BRASÍLIA - A Agência Nacional de Energia Elétrica (Aneel) e o Instituto Brasileiro do Meio Ambiente e dos Recursos Naturais Renováveis (Ibama) recorreram, na quinta-feira, contra a decisão do juiz Élcio Arruda, da 3ª Vara da Justiça Federal de Rondônia, que reiterou a suspensão da licença ambiental para a realização das obras de construção da hidrelétrica de Jirau, no Rio Madeira. O recurso está sob análise do presidente do Tribunal Regional Federal (TRF) de Brasília, desembargador Jirair Meguerian.

Até o início da noite de ontem ele ainda não havia tomado uma decisão. O TRF também recebeu outro recurso apresentado pelo Consórcio Energia Sustentável do Brasil (Enersus).

As obras de Jirau foram suspensas por uma liminar concedida em ação popular movida pelo Fórum Brasileiro de ONGs e Movimentos Sociais para o Meio Ambiente e o Desenvolvimento (Fboms). As entidades contestam mudanças no empreendimento, como a alteração de locais das obras e a concessão de licença parcial. O juiz de Rondônia entendeu que a licença só poderia ter sido concedida para todo o empreendimento e não apenas para parte das obras.

A chefe da Casa Civil, ministra Dilma Roussef, lamentou ontem a decisão da Justiça de Rondônia e advertiu que o cronograma de conclusão das obras será prejudicado. "Pelo momento hidrológico na região, se as obras começassem de imediato poderíamos adiantar o cronograma em um ano. É uma obra perfeita e uma das mais importantes para o país" , completou Dilma, após participar de debate no Sindicato dos Bancários de Brasília, organizado pela Central Única dos Trabalhadores.

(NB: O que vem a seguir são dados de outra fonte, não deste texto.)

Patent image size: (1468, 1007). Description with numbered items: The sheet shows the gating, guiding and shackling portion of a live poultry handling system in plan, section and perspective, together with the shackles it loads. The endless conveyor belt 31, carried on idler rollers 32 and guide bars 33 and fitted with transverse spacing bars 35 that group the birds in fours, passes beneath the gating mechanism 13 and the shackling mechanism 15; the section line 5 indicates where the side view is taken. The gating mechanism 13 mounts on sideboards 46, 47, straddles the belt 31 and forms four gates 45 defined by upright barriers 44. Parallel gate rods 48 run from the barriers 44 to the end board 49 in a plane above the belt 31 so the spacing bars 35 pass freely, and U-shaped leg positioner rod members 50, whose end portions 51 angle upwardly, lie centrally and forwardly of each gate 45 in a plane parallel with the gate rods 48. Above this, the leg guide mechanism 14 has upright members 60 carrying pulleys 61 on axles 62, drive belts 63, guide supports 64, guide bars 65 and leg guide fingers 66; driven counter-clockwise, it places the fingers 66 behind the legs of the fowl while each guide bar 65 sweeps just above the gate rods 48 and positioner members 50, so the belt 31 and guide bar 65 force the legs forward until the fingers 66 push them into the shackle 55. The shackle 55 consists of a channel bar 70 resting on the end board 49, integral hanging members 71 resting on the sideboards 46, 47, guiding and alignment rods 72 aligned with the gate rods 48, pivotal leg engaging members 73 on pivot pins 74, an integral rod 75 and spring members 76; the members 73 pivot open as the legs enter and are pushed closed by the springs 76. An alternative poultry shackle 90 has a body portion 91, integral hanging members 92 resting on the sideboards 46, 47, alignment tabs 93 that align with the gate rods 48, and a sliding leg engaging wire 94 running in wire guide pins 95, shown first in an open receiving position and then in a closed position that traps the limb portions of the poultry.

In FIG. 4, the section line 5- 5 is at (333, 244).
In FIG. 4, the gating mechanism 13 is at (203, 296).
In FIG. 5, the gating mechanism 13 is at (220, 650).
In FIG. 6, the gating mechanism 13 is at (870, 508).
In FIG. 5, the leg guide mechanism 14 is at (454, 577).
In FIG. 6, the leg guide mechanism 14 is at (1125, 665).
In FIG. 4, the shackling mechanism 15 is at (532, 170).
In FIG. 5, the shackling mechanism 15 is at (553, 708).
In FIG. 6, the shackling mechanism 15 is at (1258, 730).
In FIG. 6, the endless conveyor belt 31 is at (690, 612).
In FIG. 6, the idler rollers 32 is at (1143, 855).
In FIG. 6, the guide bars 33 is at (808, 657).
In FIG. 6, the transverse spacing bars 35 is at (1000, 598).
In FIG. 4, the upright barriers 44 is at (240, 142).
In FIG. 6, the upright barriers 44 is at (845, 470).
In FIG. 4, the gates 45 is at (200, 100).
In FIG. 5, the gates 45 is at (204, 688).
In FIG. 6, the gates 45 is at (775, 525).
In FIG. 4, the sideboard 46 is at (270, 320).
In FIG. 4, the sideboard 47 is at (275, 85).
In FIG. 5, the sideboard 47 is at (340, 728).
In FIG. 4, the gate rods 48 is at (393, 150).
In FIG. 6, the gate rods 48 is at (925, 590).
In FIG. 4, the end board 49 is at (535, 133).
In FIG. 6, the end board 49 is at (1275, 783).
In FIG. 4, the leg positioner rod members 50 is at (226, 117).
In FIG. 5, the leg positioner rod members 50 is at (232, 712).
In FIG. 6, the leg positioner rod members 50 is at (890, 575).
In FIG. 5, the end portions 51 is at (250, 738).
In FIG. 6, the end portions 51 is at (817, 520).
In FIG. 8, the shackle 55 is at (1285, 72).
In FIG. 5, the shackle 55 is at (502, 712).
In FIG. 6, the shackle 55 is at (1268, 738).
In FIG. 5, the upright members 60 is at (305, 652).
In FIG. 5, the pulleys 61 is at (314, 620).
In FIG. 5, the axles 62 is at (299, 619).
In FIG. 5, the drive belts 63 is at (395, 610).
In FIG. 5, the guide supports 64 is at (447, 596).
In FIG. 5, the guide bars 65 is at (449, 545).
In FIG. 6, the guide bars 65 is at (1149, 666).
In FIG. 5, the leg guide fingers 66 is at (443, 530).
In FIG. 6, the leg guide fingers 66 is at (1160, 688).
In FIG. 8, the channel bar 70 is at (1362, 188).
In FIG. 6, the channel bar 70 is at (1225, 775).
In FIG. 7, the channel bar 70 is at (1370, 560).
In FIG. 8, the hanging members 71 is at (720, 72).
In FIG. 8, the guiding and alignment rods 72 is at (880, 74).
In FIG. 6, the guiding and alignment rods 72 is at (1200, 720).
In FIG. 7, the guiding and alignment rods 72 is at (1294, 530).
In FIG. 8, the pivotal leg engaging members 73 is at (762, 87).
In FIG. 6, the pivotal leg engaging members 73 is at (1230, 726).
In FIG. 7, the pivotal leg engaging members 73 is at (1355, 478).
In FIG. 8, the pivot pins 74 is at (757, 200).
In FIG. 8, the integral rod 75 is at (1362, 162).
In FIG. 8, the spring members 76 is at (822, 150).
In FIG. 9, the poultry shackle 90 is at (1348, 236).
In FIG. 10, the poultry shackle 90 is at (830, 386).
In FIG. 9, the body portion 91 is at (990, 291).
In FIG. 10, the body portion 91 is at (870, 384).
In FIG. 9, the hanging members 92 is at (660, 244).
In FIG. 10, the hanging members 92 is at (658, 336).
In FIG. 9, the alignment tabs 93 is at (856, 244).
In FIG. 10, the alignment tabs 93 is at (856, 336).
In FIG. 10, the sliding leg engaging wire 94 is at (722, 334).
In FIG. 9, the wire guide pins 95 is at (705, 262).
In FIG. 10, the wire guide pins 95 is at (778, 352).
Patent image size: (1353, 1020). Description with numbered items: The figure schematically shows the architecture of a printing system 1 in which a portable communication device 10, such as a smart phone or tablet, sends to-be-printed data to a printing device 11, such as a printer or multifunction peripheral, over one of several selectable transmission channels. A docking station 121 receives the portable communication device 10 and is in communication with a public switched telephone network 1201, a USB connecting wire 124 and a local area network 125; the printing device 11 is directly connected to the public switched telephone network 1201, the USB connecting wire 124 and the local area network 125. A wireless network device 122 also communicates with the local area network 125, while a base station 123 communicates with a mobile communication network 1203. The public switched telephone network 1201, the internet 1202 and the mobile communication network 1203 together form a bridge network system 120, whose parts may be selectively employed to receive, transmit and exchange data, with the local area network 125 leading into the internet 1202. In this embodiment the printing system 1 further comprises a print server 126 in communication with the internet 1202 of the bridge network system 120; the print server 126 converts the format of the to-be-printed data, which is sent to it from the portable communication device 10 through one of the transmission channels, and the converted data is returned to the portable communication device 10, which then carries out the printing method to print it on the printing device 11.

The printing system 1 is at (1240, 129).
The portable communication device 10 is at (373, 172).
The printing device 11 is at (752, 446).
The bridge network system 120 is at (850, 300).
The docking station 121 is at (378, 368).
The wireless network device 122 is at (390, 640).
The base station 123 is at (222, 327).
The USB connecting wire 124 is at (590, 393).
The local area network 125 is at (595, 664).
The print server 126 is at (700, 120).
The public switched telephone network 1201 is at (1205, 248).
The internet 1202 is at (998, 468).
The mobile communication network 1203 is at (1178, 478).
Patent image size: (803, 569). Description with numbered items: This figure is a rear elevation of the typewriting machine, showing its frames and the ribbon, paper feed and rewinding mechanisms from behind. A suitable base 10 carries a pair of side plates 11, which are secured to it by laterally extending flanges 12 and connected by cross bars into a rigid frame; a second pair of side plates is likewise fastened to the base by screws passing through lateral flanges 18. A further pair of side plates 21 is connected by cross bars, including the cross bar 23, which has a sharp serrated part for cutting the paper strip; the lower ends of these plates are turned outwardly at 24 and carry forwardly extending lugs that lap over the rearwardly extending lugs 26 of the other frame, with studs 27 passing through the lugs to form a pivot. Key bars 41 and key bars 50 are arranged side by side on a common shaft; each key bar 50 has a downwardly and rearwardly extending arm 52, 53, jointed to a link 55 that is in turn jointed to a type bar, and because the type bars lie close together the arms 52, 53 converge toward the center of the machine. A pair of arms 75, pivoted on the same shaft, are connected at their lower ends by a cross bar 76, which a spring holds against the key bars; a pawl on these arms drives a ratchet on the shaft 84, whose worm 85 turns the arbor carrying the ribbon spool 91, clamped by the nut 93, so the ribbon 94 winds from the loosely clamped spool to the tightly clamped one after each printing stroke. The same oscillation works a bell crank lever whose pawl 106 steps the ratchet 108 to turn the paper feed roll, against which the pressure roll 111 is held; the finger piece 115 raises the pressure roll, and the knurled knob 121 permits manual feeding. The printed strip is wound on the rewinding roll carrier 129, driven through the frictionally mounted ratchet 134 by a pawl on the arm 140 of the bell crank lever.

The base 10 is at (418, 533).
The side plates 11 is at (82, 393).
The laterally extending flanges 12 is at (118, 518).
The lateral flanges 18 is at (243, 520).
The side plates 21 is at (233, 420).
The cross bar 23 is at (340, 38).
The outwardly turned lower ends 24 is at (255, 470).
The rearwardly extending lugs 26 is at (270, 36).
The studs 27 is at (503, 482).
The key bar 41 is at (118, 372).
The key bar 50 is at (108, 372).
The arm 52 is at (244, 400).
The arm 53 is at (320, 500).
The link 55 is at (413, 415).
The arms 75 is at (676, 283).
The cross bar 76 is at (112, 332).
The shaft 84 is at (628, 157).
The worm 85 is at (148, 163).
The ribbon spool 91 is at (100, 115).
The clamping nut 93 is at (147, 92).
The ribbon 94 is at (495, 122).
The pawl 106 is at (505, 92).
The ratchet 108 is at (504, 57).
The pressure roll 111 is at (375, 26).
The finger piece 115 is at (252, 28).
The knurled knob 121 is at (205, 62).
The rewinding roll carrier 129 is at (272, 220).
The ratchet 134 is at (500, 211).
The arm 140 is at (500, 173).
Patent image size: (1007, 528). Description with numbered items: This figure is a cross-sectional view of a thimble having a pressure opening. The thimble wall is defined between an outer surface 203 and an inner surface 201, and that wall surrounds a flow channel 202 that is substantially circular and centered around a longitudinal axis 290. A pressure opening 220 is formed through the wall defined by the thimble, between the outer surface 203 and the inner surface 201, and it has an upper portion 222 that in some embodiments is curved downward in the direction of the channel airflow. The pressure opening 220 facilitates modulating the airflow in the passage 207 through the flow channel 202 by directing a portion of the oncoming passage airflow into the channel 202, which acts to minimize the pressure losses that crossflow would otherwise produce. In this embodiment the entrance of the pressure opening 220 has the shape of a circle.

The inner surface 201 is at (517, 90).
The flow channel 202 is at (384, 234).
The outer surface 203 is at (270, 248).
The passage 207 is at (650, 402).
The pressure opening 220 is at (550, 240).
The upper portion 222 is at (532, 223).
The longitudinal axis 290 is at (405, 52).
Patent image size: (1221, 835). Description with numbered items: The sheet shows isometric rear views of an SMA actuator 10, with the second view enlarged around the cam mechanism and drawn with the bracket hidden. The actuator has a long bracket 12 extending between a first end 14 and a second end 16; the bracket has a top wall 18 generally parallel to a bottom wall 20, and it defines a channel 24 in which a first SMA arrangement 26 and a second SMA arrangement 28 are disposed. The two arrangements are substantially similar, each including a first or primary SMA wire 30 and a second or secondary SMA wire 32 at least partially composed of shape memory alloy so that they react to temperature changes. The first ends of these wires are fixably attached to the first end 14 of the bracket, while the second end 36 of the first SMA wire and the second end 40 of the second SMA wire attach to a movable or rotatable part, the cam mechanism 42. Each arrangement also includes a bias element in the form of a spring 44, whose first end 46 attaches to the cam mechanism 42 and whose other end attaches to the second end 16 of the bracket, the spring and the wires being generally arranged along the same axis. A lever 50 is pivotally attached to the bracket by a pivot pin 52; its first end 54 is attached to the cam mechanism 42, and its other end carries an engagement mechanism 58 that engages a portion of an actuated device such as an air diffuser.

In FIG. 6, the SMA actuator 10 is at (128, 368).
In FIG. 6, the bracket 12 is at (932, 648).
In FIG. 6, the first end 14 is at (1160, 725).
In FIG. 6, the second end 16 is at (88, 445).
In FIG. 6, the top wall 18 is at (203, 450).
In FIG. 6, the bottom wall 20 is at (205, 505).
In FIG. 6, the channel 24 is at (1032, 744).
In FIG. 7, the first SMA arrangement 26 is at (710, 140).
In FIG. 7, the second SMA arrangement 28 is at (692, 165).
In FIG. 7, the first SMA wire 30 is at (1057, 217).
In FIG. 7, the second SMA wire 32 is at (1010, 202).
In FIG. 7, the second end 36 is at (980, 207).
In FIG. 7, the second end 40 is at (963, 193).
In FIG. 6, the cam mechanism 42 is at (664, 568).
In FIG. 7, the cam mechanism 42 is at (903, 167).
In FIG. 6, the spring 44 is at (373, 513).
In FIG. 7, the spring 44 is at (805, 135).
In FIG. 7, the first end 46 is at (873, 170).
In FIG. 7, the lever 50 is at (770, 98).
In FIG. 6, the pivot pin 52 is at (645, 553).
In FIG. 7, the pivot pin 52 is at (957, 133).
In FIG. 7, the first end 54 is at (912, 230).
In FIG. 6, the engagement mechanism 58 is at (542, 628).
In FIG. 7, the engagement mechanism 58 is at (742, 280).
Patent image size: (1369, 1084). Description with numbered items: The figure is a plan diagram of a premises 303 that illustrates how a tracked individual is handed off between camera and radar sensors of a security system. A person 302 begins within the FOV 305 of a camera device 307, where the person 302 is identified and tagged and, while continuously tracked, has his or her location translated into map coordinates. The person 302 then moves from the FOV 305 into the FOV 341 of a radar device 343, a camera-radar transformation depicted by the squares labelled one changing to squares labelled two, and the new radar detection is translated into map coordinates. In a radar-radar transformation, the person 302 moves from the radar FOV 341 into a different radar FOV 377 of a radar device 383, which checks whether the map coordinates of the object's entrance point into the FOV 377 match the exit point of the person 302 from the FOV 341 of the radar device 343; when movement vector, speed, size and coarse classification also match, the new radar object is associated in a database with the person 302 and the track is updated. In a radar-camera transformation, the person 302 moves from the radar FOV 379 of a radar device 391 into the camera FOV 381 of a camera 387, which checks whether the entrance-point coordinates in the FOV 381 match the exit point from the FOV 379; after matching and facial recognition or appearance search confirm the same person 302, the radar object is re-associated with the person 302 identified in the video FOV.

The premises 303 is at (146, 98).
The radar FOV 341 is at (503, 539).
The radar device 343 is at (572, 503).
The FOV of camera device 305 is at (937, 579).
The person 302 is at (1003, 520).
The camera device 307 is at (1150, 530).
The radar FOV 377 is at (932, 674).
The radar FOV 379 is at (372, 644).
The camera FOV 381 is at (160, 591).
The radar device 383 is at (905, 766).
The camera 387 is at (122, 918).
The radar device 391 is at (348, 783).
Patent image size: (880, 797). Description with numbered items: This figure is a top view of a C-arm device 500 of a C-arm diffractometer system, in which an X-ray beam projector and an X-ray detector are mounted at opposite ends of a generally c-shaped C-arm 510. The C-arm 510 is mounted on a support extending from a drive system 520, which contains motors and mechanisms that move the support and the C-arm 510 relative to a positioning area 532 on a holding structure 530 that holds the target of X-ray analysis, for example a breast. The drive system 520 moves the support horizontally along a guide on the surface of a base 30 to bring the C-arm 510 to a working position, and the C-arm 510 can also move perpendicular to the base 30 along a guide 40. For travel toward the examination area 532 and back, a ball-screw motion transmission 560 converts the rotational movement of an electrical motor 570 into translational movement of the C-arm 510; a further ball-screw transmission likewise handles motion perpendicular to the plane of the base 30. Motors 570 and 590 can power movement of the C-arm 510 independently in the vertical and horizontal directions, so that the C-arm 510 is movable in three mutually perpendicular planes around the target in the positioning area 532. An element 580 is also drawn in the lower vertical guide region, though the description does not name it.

Durante o evento, Dilma reclamou da judicialização desse tipo de debate. Ela acrescentou que as alterações de local de instalação, feitas pelos empresários de Jirau, são documentadas, fundamentadas e autorizadas tanto pelo Ministério de Minas e Energia quanto pela Aneel. Dilma reclamou ainda da postura de alguns empresários, que não gostam muito da competição porque provoca queda nos preços. A chefe da Casa Civil lembrou o embate durante a licitação de Jirau e Santo Antônio, do Rio Madeira. O preço inicial era de R$ 130 o MW/h. Quando o processo foi iniciado, Dilma recebeu cartas de participantes dizendo que se a energia ficasse em R$ 90, o negócio estaria fadado ao fracasso. "O que aconteceu? Santo Antônio foi leiloado à R$ 78 e Jirau, a R$ 71."